Practice Management Alert

Benchmarking:

How Tracking and Comparing Your Practice's Stats Can Improve Operations

Implement financial benchmarking to see problems coming before they impact your bottom line.

When a patient comes into your practice with a health problem, what do you do? You get data. You take a medical history. You measure their vitals. You perform tests. You compare that data to previous measurements of the same patient, or to the expected levels in a healthy person.

You should treat your practice’s financial health exactly the same. Get data, and then compare it to previous measurements and to industry standards. This process, called financial benchmarking, is a simple and efficient way to track how the business side of your practice is doing, from identifying growth opportunities to catching problems before they spin out of control. Follow this expert advice to hone your benchmarking skills.

Keep The Data Simple

Every business is complex, with dozens of potential data categories to measure performance. The trick with benchmarking is to choose only those categories that offer you the most meaningful statistical feedback. Choosing too many categories can overwhelm you; choosing the wrong categories won’t give you the information you need.

Keith Borglum, Certified Healthcare Business Consultant at Professional Management & Marketing, tells Practice Management Alert about one set of benchmarks he uses. For every month, for every doctor in a practice, he recommends collecting a series of 7 or 8 data points. These might include days worked by physician, patient visits per day, charges, total collections, accounts receivable, and normal expenses.

Create a template: Once this monthly data is entered into a table, you should be able to see many months of clear data on a single sheet. You’ve generated a benchmarking sheet that “condenses all the data for the month into one horizontal line,” says Borglum. “After three or four months, you can start seeing trends.” With those trends visible, he notes, “you can easily identify aberrations in the data, and track back what system they may be occurring in. You can diagnose why something has changed.”

Beyond this “self-benchmarking,” you can then compare your statistics to available national data to see where you stand. “Maybe your charges are down,” Borglum offers, “but maybe everybody’s charges are down! Or maybe Medicare and insurers have reduced reimbursement for a whole panel of codes.”
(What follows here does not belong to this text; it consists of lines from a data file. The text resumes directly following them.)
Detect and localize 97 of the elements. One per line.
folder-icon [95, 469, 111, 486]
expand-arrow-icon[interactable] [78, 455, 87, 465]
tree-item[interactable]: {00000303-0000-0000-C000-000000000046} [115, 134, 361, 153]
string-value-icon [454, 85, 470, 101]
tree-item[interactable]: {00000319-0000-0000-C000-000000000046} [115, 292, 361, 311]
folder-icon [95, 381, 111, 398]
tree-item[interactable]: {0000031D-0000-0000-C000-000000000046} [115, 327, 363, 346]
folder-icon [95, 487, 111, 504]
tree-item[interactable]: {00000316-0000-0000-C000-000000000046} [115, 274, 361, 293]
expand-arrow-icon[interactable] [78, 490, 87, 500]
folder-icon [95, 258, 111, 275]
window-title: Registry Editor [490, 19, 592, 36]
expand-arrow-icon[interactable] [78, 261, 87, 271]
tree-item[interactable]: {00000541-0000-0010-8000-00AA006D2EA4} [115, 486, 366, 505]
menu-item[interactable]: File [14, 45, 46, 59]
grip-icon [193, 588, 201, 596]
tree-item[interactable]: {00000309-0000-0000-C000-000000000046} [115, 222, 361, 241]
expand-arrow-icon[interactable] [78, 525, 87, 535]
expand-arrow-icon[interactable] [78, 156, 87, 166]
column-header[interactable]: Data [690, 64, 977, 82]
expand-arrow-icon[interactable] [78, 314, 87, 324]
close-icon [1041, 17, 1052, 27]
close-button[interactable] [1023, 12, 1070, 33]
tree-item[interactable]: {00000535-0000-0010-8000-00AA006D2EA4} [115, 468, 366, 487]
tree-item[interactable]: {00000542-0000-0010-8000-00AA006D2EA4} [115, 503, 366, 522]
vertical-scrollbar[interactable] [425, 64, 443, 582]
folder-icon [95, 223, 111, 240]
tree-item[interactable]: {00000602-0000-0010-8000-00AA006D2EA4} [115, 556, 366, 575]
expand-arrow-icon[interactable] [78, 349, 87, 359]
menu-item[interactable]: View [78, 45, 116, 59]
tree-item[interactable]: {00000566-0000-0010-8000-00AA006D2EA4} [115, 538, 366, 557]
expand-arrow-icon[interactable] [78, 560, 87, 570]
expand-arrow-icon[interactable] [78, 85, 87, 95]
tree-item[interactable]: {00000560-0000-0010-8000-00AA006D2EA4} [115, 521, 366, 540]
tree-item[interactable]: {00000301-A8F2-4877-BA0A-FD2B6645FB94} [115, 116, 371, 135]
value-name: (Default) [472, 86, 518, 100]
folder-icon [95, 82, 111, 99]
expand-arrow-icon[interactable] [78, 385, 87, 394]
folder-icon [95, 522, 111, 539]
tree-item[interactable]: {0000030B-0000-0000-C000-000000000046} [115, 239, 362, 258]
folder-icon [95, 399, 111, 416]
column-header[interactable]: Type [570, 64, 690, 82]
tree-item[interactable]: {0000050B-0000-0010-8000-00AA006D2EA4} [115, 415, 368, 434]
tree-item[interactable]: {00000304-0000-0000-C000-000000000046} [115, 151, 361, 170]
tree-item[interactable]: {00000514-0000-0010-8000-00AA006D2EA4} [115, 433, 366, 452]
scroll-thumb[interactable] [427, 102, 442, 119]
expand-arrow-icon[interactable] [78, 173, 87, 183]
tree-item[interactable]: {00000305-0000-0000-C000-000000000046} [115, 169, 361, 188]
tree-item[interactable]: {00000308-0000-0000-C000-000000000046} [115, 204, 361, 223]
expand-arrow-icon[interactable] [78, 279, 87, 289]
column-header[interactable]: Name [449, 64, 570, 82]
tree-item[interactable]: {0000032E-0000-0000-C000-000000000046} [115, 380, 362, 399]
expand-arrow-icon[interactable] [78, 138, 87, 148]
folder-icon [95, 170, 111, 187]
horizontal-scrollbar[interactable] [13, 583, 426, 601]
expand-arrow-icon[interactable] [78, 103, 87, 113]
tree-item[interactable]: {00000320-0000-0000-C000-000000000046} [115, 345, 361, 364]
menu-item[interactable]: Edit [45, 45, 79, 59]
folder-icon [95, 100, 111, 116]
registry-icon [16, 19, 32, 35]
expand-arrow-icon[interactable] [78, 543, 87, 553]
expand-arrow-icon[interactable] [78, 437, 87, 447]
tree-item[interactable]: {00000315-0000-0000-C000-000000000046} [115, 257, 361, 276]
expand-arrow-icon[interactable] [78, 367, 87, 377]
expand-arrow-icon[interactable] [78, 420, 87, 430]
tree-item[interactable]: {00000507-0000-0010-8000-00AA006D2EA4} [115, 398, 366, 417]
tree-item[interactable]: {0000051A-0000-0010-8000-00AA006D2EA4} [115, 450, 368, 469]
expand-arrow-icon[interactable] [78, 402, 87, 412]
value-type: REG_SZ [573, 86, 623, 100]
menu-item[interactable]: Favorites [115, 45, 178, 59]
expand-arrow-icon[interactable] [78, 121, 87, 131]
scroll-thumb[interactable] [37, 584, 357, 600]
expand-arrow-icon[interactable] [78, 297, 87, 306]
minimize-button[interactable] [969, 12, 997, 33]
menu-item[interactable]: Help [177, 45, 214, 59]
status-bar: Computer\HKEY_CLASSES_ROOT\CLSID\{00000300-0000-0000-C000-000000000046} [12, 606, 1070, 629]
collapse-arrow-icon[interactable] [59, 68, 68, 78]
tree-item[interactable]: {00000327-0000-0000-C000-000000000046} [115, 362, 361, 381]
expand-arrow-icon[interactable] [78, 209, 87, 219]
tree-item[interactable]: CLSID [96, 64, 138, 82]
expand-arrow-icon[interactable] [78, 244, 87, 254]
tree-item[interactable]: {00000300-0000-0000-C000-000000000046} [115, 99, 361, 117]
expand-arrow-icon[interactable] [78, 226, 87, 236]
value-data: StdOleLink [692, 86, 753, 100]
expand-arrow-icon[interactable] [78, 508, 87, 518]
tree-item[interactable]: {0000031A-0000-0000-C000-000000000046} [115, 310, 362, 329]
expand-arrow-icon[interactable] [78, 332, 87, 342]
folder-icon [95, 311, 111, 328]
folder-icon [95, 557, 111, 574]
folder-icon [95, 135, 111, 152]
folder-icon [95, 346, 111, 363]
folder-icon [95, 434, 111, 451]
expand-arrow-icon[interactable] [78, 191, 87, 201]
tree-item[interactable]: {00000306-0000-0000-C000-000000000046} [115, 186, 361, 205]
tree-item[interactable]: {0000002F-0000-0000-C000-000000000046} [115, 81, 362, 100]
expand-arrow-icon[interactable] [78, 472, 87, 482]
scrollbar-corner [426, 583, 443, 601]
As you’re benchmarking against industry-wide figures, it’s also important to adjust for your specialty and your geographic region; an OB/GYN practice might have higher operating costs than an orthopedist, for example and a Midwestern practice might have higher revenues than a Southern one, Borglum notes.

How to Choose and Compile Your Benchmarks

As long as you limit the total number of monthly benchmarks, you can choose any benchmark that will measure a critical aspect of your finances. You could choose the baseline benchmarks from Borglum’s sheet, or a rate like procedures per physician, or a productivity measure like wRVUs (Work Relative Value Units, which compile work by procedure type).

In a smaller practice, the physician or practice manager may be too busy to assemble this monthly benchmarking document. Luckily, this task requires little expertise; even the greenest staffer should be able to source and copy the correct figures from your systems. “If you don’t want a single staff person knowing everything,” Borglum advises “you can have one person give you the scheduling numbers, another give you the billing numbers, and another give you the accounting numbers.”

Where to Find External Benchmarks

Finding national benchmarks to compare your figures to can be a challenge, especially for specialists. The two most reliable sources are MGMA (Medical Group Management Association) and NSCHBC (National Society of Certified Healthcare Business Consultants). Both organizations survey thousands of practices annually to generate industry-wide statistics. But each one gathers data differently, and as a result each should be used differently for benchmarking:

  • Because of its rigorous reporting standards, MGMA tends to receive data mainly from the large or multi-specialty practices that can afford such thorough collection. So it features “great top-line data – charges, collections, accounts receivable, WRVUs,” Borglum advises, with less reliable information about overhead and specialties.
  • NSCHBC, by contrast, draws from more specialists and smaller practices, and as a result offers much better benchmarks for individual specialties, says Borglum. It offers better information on overhead and other expenses than MGMA does, but is biased to more successful single specialties on the income side because data can only be submitted by practices that hire a management consultant.

Editor’s Note: To access external benchmarks (for a fee or membership), visit http://www.mgma.com/industry-data/mgma-surveys-reports and http://www.nschbc.org/statistics/.

Creating a Benchmarking Schedule

At a bare minimum, says Borglum, you should be doing annual benchmarking, when your year-end numbers and national statistics are compiled. But that’s not enough to see granular trends. If for some reason you absolutely can’t spare the time to look at monthly data, a quarterly review system could be the next best thing. Every three months, you can review big-picture trends and set goals » » for the future. Ultimately, however, there’s no substitute for getting in the habit of a monthly review, which allows you and your team to assess where you stand as a practice and what could be improved.

Of course, it can be a pain to spend your valuable clinical time looking at numbers. “Most physicians only look at how well they’re treating patients, and whether the patients are getting better,” says Borglum. “They don’t like to look at the numbers on the business side, and that’s how the business can go awry. Forcing yourself to look at all these numbers through regular, organized benchmarking gives you a better, more well-rounded perspective.”